Out of the active clusters at facilities in Shelby County, nearly 500 staffers have been infected and it’s a number that’s increased lately.
Current federal guidelines require nursing homes test residents if they’re symptomatic, or if there’s an outbreak.
Staff testing depends on the county positivity rate, which was 11% for Shelby County for the week ending, Nov. 14.
Counties with a positivity rate greater than 10% are required to test workers twice a week.
David Sweat, Chief of Epidemiology with the Shelby County Health Department, explained how workers can unknowingly introduce the virus into an environment such as a nursing home.
“It’s very often the people who work there are actually the ones who come to the facility setting an organism. And then once it’s introduced into the facility, it spreads. But remember, with COVID-19, it is insidious because you will start shedding usually for two days. You will be shedding coronavirus prior to the onset of symptoms,” Sweat said.
“And this virus is three times more infectious than the flu. So it spreads more easily. But if a person is not showing signs or symptoms and they’re in between their tests, they can certainly be accidentally introducing virus into any environment.”
WREG asked, “So then how do facilities protect against that and then therefore help to better protect the residents?”
Sweat said everyone just does the best they can. “They exclude people who are ill. They exclude people with a positive test.
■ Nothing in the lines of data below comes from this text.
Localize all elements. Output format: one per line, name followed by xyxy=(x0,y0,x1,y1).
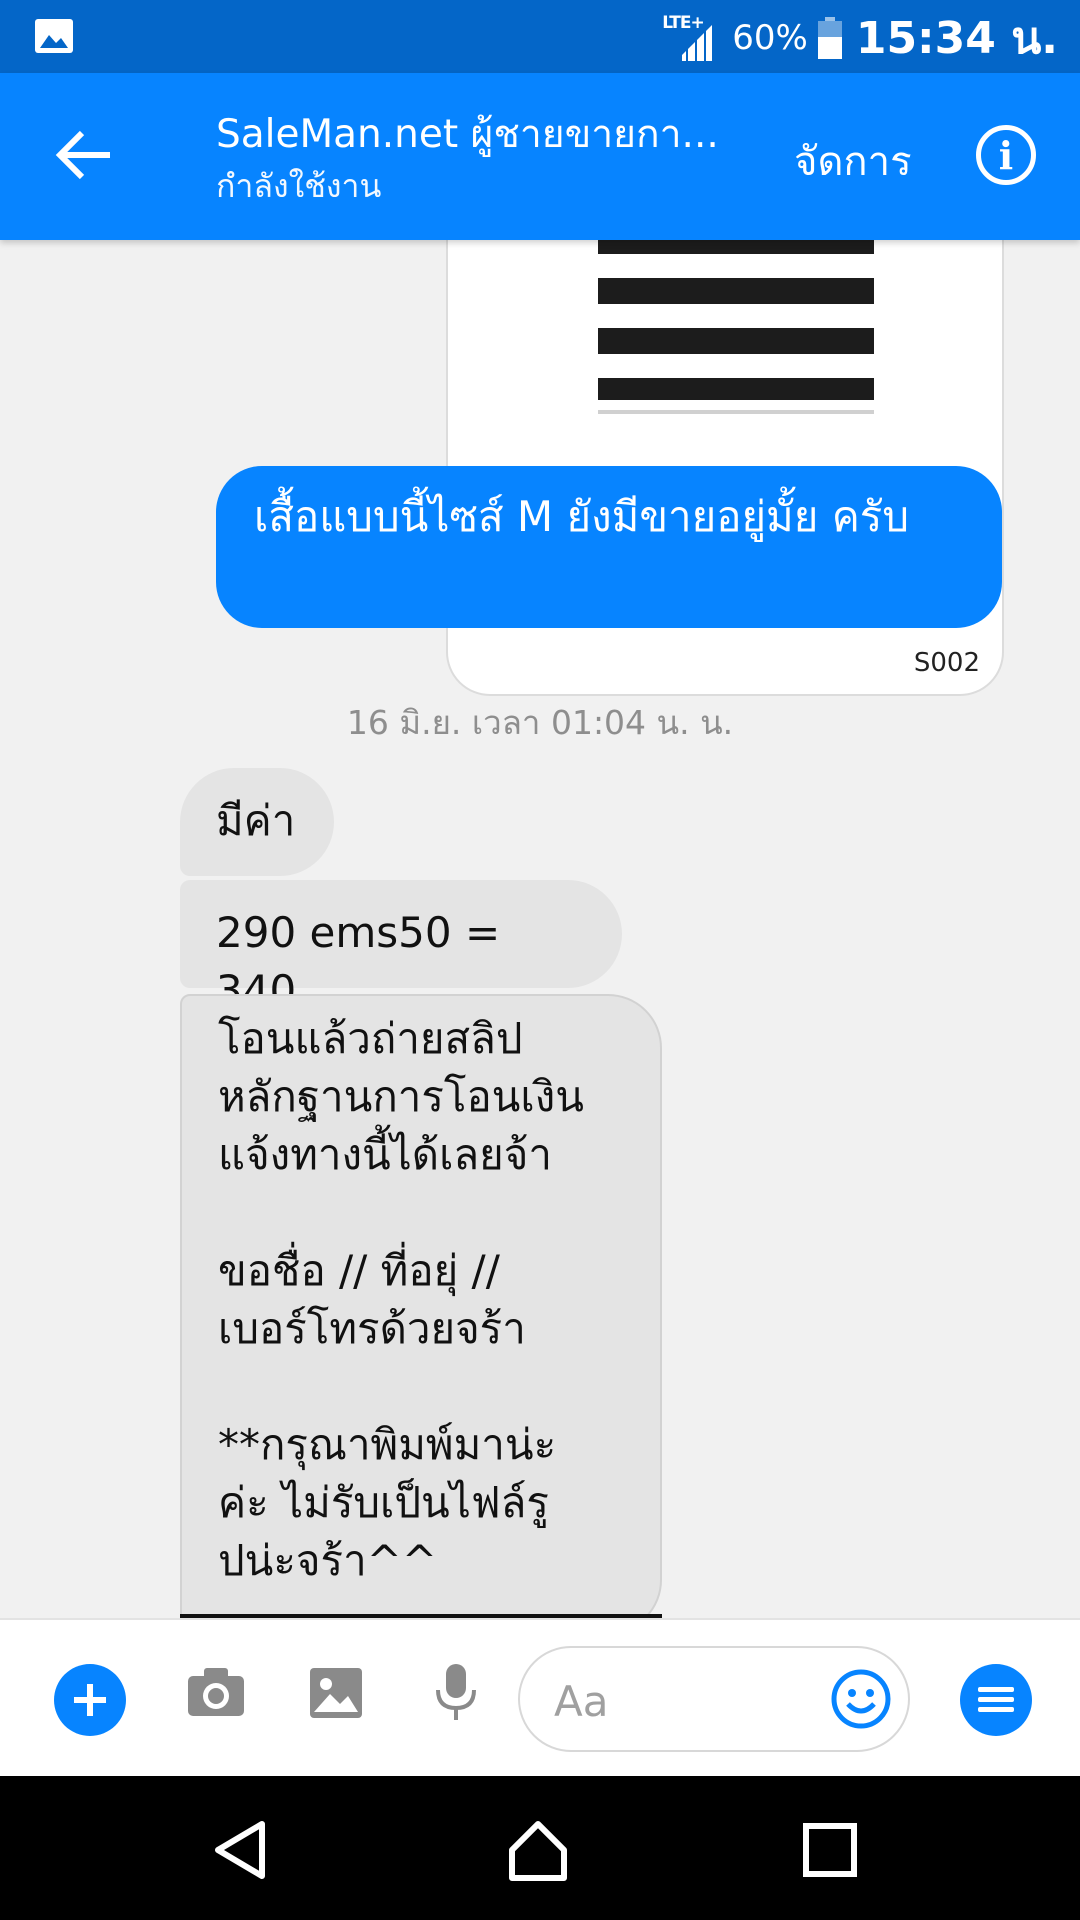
incoming-message[interactable]: มีค่า xyxy=(180,768,334,876)
status-bar: LTE+ 60% 15:34 น. xyxy=(0,0,1080,73)
message-composer xyxy=(0,1618,1080,1778)
microphone-icon[interactable] xyxy=(424,1660,488,1724)
incoming-message-text: โอนแล้วถ่ายสลิป หลักฐานการโอนเงิน แจ้งทา… xyxy=(218,1014,584,1585)
battery-percent: 60% xyxy=(732,18,808,58)
message-input[interactable] xyxy=(552,1670,806,1732)
system-navigation-bar xyxy=(0,1776,1080,1920)
gallery-notification-icon xyxy=(35,19,73,53)
plus-icon xyxy=(74,1684,106,1716)
menu-icon xyxy=(978,1687,1014,1712)
conversation-title[interactable]: SaleMan.net ผู้ชายขายกา... xyxy=(216,103,719,165)
incoming-message[interactable]: โอนแล้วถ่ายสลิป หลักฐานการโอนเงิน แจ้งทา… xyxy=(180,994,662,1618)
back-arrow-icon[interactable] xyxy=(52,121,120,189)
message-timestamp: 16 มิ.ย. เวลา 01:04 น. น. xyxy=(346,703,734,742)
camera-icon[interactable] xyxy=(184,1660,248,1724)
outgoing-message[interactable]: เสื้อแบบนี้ไซส์ M ยังมีขายอยู่มั้ย ครับ xyxy=(216,466,1002,628)
incoming-message[interactable]: 290 ems50 = 340 xyxy=(180,880,622,1015)
nav-back-icon[interactable] xyxy=(210,1818,274,1882)
nav-home-icon[interactable] xyxy=(506,1818,570,1882)
signal-icon: LTE+ xyxy=(662,13,722,63)
info-icon[interactable]: i xyxy=(976,125,1036,185)
photo-icon[interactable] xyxy=(304,1660,368,1724)
message-list[interactable]: S002 เสื้อแบบนี้ไซส์ M ยังมีขายอยู่มั้ย … xyxy=(0,240,1080,1618)
message-input-box[interactable] xyxy=(518,1646,910,1752)
active-status: กำลังใช้งาน xyxy=(216,167,382,205)
manage-button[interactable]: จัดการ xyxy=(794,129,912,193)
more-options-button[interactable] xyxy=(960,1664,1032,1736)
product-sku-label: S002 xyxy=(913,648,980,678)
battery-icon xyxy=(817,17,842,59)
nav-recent-apps-icon[interactable] xyxy=(798,1818,862,1882)
emoji-icon[interactable] xyxy=(830,1668,892,1730)
add-button[interactable] xyxy=(54,1664,126,1736)
clock: 15:34 น. xyxy=(855,13,1058,64)
chat-header: SaleMan.net ผู้ชายขายกา... กำลังใช้งาน จ… xyxy=(0,73,1080,240)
They test frequently their staff to try to catch these things early, but, it’s very difficult.”
That is why Lee says the type of testing in an environment like a nursing home is even more critical to curb cases.
“Lives are too precious. We cannot get a loved one back once they have COVID and die from it. So it’s better now to get the right test in the nursing homes,” Lee said.
There are molecular, rapid tests on the market. In fact, there’s one that claims to deliver results in five minutes.
Aronoff said the pros of such tests are speed and high sensitivity of the test. The cons, however, are that they may be harder to access and more cost prohibitive for some.
The testing kits provided to nursing homes are a one-time shipment. We asked CMS about how fast they anticipated nursing homes would run out of tests, and how they were expected to pay afterwards.
A spokesperson said, “Nursing homes are responsible for ordering resupplies of tests/kits with the $5 billion in aid CMS has provided to them. After the initial shipment of instruments and tests, nursing homes will be responsible for procuring their own tests directly from the manufacturer or medical device distributor.”
Earlier this year, the state of Tennessee reimbursed nursing homes for testing. That funding stopped as of October 1, 2020.
WREG contacted several area nursing homes that received the rapid, point of care testing kits from CMS, but we haven’t received a response to our inquiries.